Saturday, December 18, 2010

rising Coporate bonds and growing total confidence in economic recovery.

Occidental Petroleum Corp. and Bank of America Corp. took $ 15,500,000,000 of corporate bond sales in the U.S. this week, pushing the monthly release in late December 2009 amid growing total confidence in economic recovery.

Occidental Petroleum, the largest producer of oil in the ground in the continental U.S., sold $ 2,600,000,000 of notes in the largest offering in over five weeks. Charlotte, North Carolina-based Bank of America issued $ 1.5 billion of fixed rate debt in its first such sale since August.

corporate bond issuance has risen to 62.6 billion U.S. dollars this month, surpassing the 58.1 billion U.S. dollars sold throughout December 2009, as yields on the contract, the company's debt investment grade tighter since May-junk bond spreads to levels last seen more than three years ago. Investors are betting the recovery of U.S. economy will accelerate even if the European countries struggle to manage their debts, said James Barnes, a money manager at National Penn Investors Trust Co.

"What is winning at the moment is the possibility that it is the economic expansion we've all been waiting for," said Barnes, who helps oversee $ 1 billion in fixed income assets in Wyomissing, Pennsylvania. "The market saw what was happening abroad and pushed him aside."

The extra yield investors demand to own high yield, high risk, or junk, bonds were unchanged at 554 basis points this week, after trading as low as 540, the narrowest since November 16, 2007, according to Bank of America Merrill Lynch High Yield Master II index. absolute returns of debt fell 2 basis points to 7.91 percent, the index data show.

Greece Reviews

The high-yield bonds are rated below Baa3 by Moody's Investors Service and below BBB-by Standard & Poor's. A basis point is 0.01 percentage point.

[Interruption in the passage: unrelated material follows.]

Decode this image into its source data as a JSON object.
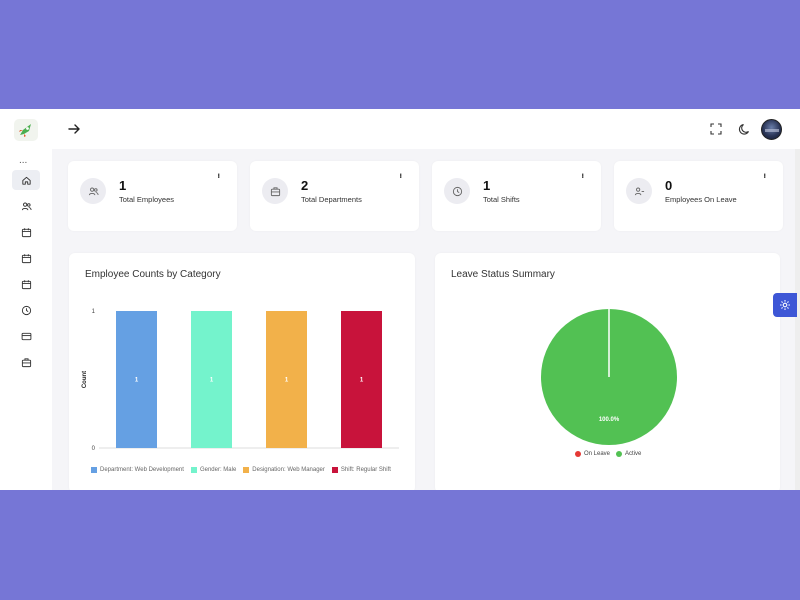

Moody's downgraded the credit rating five levels to Baa1 Ireland and Greece yesterday placed bonds Ba1 ratings on review for possible downgrade. Spain sold 2.4 million euros (3.2 billion) in bonds, unless your ultimate goal, as funding costs rose after Moody's said it was considering the possibility of reducing the country's Aa1 rating .

Spreads on corporate bonds with investment grade fell 2 basis points to 169 basis points, according to Bank of America Merrill Lynch U.S. Corporate Master Index. The bond yields 4.12 percent, 3 basis points lower than last week, the index data show.

Slow pace

This week's sales have dropped from an average of 2010 of $ 22.5 million last week to 30.3 billion U.S. dollars.

"With yields rising Treasury bond, which could have put people off a bit, because all the yields are not as attractive as it used to be earlier this year," said Mirko Mikelic, a money manager high level who helps oversee 14 billion U.S. dollars of fixed income assets at Fifth Third Asset Management in Grand Rapids, Michigan. "Everybody expected to increase yields, but that has happened so quickly now."

Treasury notes and 10 years, the market barometer, rose at a rate of 3.56 percent until December 16, the highest since May, after the Federal Reserve said that economic recovery continues and keeps its $ 600 billion purchase of the debt. That is 99 basis points more than the yield of 3 November, the day the Fed announced its plan, and 6 basis points less than a year ago.

speculative-grade borrowers Swift Transportation Co. for Syniverse Holdings Inc. sold 4.18 billion U.S. dollars of high-yield debt this week.

Western oil sales

Occidental Petroleum, based in Los Angeles, sold $ 600 million three-year bonds yield 50 basis points more than similar Treasury bonds to maturity, $ 700 million five-year debt with a spread 60 basis points and $ $ 1.3 million 10-year bonds at 80 basis points above the benchmark December 13. It was the largest sale since Coca-Cola Co. $ 4,500,000,000 of securities issued on 4 November.

Bank of America, the largest U.S. lender, issued bonds to 10 years in its first offer for sale of $ 1.5 billion five-year debt on August 17, before facing the demands of investors in mortgage to repurchase almost $ 13 billion in loans that have not been able to document key data such as values and household income.

The borrowers are rushing to issue debt to take advantage of low income before interest rates rise further, said Chad Morganlander, a Florham Park, New Jersey, a fund manager based Stifel, Nicolaus & Co., which has $ 90 billion in assets.

"We're still in the world of cheap money," said Morganlander. "Measuring Treasury yields 2.5 percent to 3.5 percent, is to encourage corporate decision makers to accelerate their release after the New Year."